- Born: 1981 (age 43–44) Koumala, Queensland, Australia
- Genres: Jazz
- Occupation: Singer

= Kristin Berardi =

Australian singer (born 1981)

Kristin Berardi, who originates from Koumala, Queensland, is an Australian jazz singer. Her album with the Jazzgroove Mothership Orchestra, Kristin Berardi Meets the Jazzgroove Mothership Orchestra, was nominated for Best Jazz Album at the ARIA Music Awards of 2011.

She won the International Vocal Competition of the Montreux Jazz Festival in 2006.
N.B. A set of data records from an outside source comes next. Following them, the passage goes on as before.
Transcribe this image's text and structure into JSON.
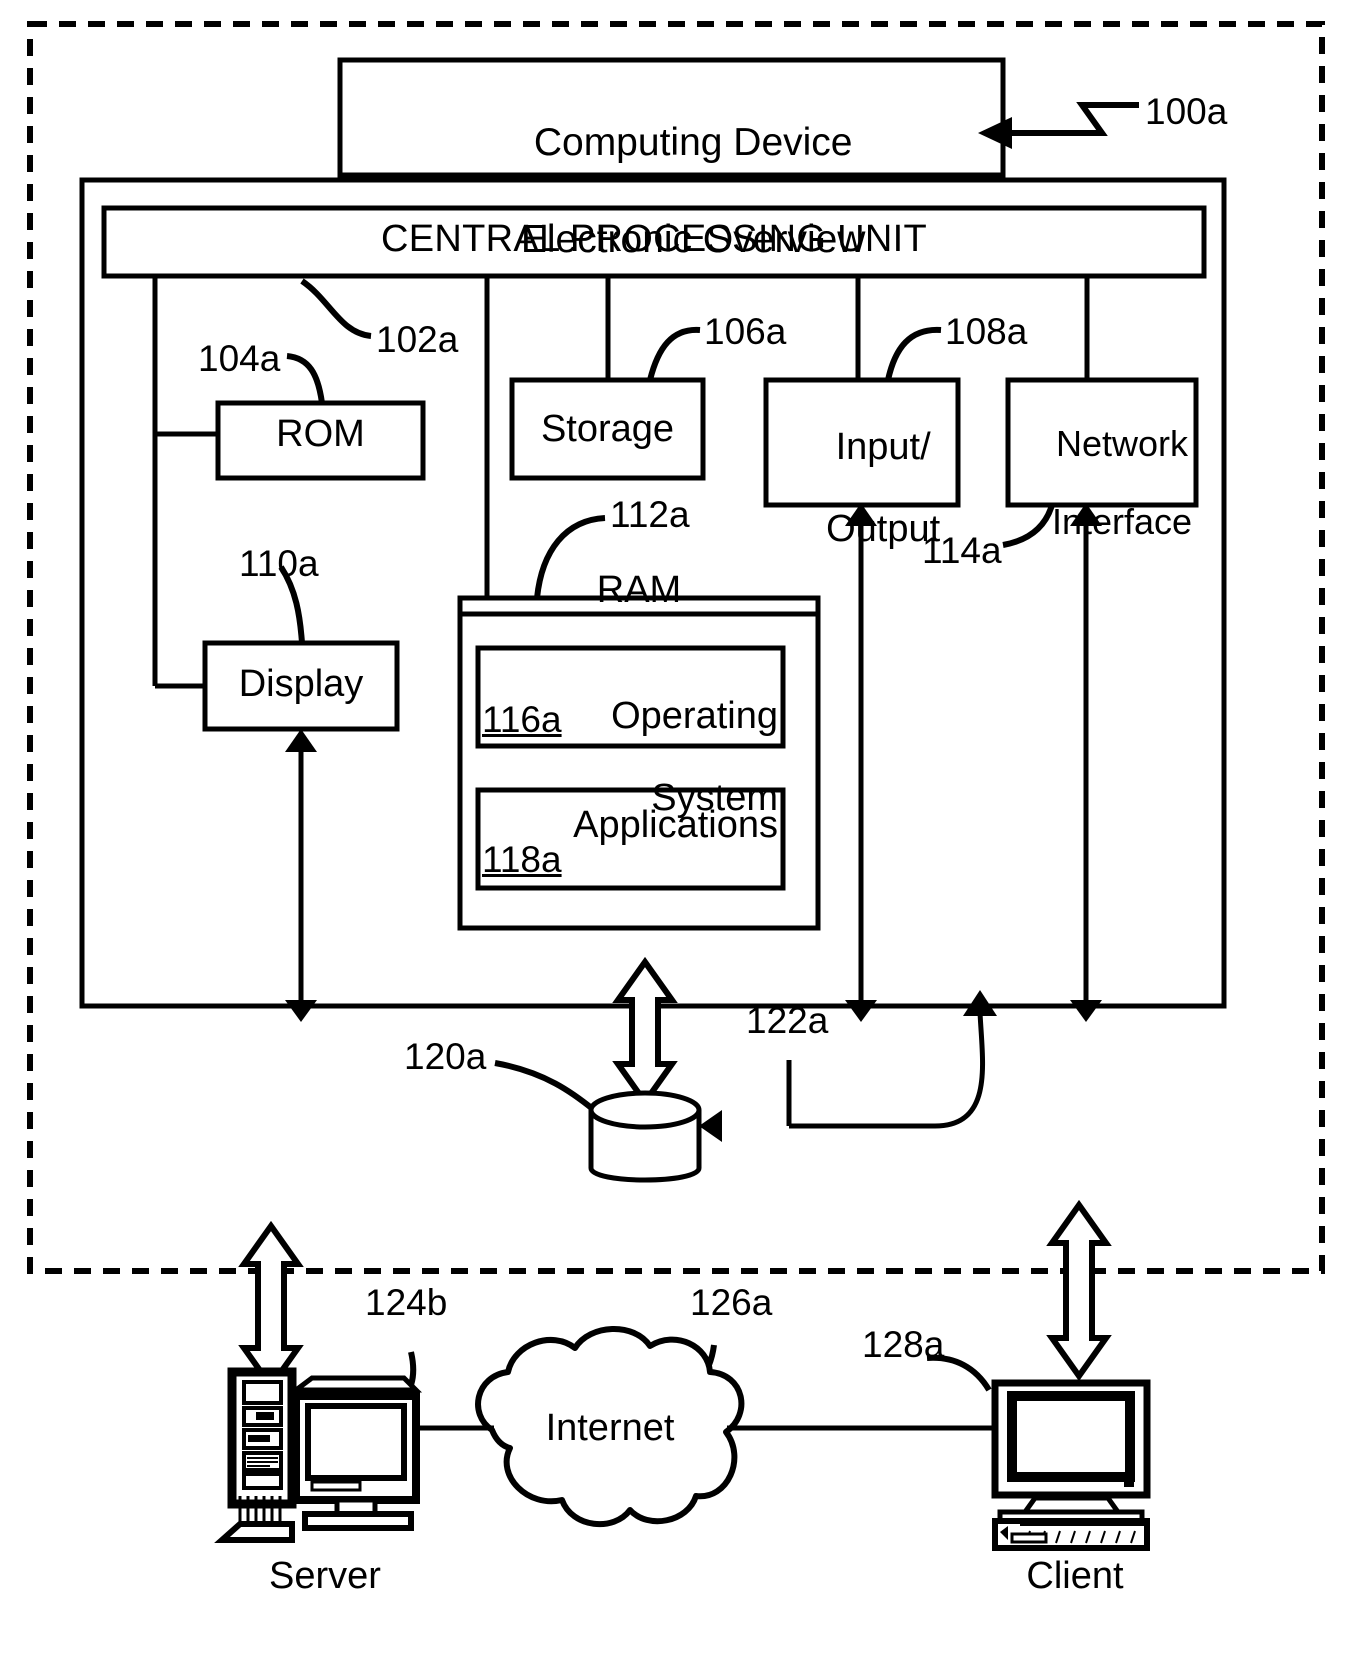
{
  "figure": {
    "title_box": {
      "line1": "Computing Device",
      "line2": "Electronic Overview",
      "ref": "100a"
    },
    "cpu": {
      "label": "CENTRAL PROCESSING UNIT",
      "ref": "102a"
    },
    "components": [
      {
        "name": "rom",
        "label": "ROM",
        "ref": "104a"
      },
      {
        "name": "storage",
        "label": "Storage",
        "ref": "106a"
      },
      {
        "name": "input-output",
        "label_line1": "Input/",
        "label_line2": "Output",
        "ref": "108a"
      },
      {
        "name": "network-interface",
        "label_line1": "Network",
        "label_line2": "Interface",
        "ref": "114a"
      },
      {
        "name": "display",
        "label": "Display",
        "ref": "110a"
      }
    ],
    "ram": {
      "label": "RAM",
      "ref": "112a",
      "contents": [
        {
          "name": "operating-system",
          "label_line1": "Operating",
          "label_line2": "System",
          "ref": "116a"
        },
        {
          "name": "applications",
          "label": "Applications",
          "ref": "118a"
        }
      ]
    },
    "database": {
      "ref": "120a",
      "incoming_ref": "122a"
    },
    "network": {
      "server": {
        "label": "Server",
        "ref": "124b"
      },
      "cloud": {
        "label": "Internet",
        "ref": "126a"
      },
      "client": {
        "label": "Client",
        "ref": "128a"
      }
    }
  },
  "colors": {
    "ink": "#000000",
    "paper": "#ffffff"
  }
}
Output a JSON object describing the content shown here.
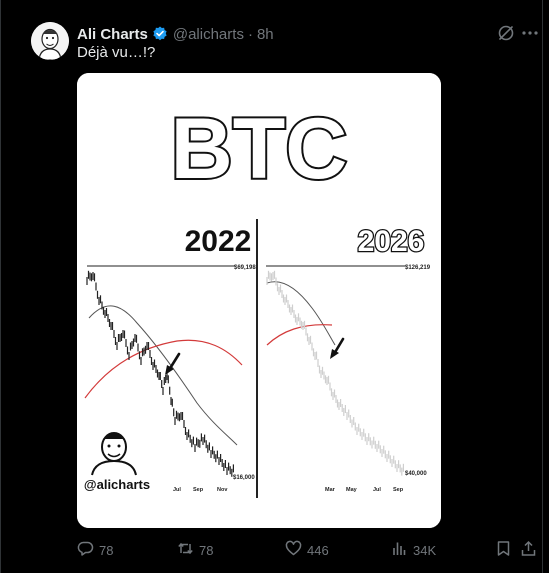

Berardi's version of "Strangers in the Night" was used as background music in a television advertisement for Audi automobiles in 2020.

==Discography==
===Studio albums===

| Title | Details |
|---|---|
| Kristin Berardi & James Sherlock (with James Sherlock) | Released: 2006; Label: Pinnacles Music (PM0306); Format: CD, digital download; |
| The Kristin Berardi Band (as The Kristin Berardi Band) | Released: 2008; Label: Jazzhead (HEAD093); Format: CD, digital download; |
| If You Were There (with James Sherlock) | Released: 2009; Label:; Format: CD, digital download; |
| Kristin Berardi Meets the Jazzgroove Mothership Orchestra (with the Jazzgroove Mothership Orchestra) | Released: 2011; Label: Jazzhead (HEAD 141); Format: CD, digital download; |
| Guess I'll Hang My Tears Out (with James Sherlock) | Released: February 2014; Label:; Format: CD, digital download; |
| Where or When | Released: 2 October 2015; Label: ABC Jazz (475 9263); Format: CD, digital download; |
| Hope in My Pocket (with Sean Foran & Rafael Karlen) | Released: 2 October 2015; Label:; Format: CD, digital download; |
| Just As You Are (as The Kristin Berardi Band) | Released: March 2016; Label:; Format: CD, digital download; |
| Our Songs, Not Songs (with Sam Anning) | Released: September 2019; Label: Earshift Music; Format: CD, digital download; |
| Haven (with Sean Foran & Rafael Karlen featuring Pascal Schumacher) | Released: November 2020; Label: Earshift Music (EAR029); Format: CD, digital download; |

===Albums (as featured artist)===

| Title | Details |
|---|---|
| Swallows & Swans (As Florian Ross Quintet featuring Kristin Berardi) | Released: 2018; Label: Toy Piano Records (TPR 201801); Format: CD, digital download; |

==Awards==
===ARIA Music Awards===
The ARIA Music Awards is an annual awards ceremony that recognises excellence, innovation, and achievement across all genres of Australian music.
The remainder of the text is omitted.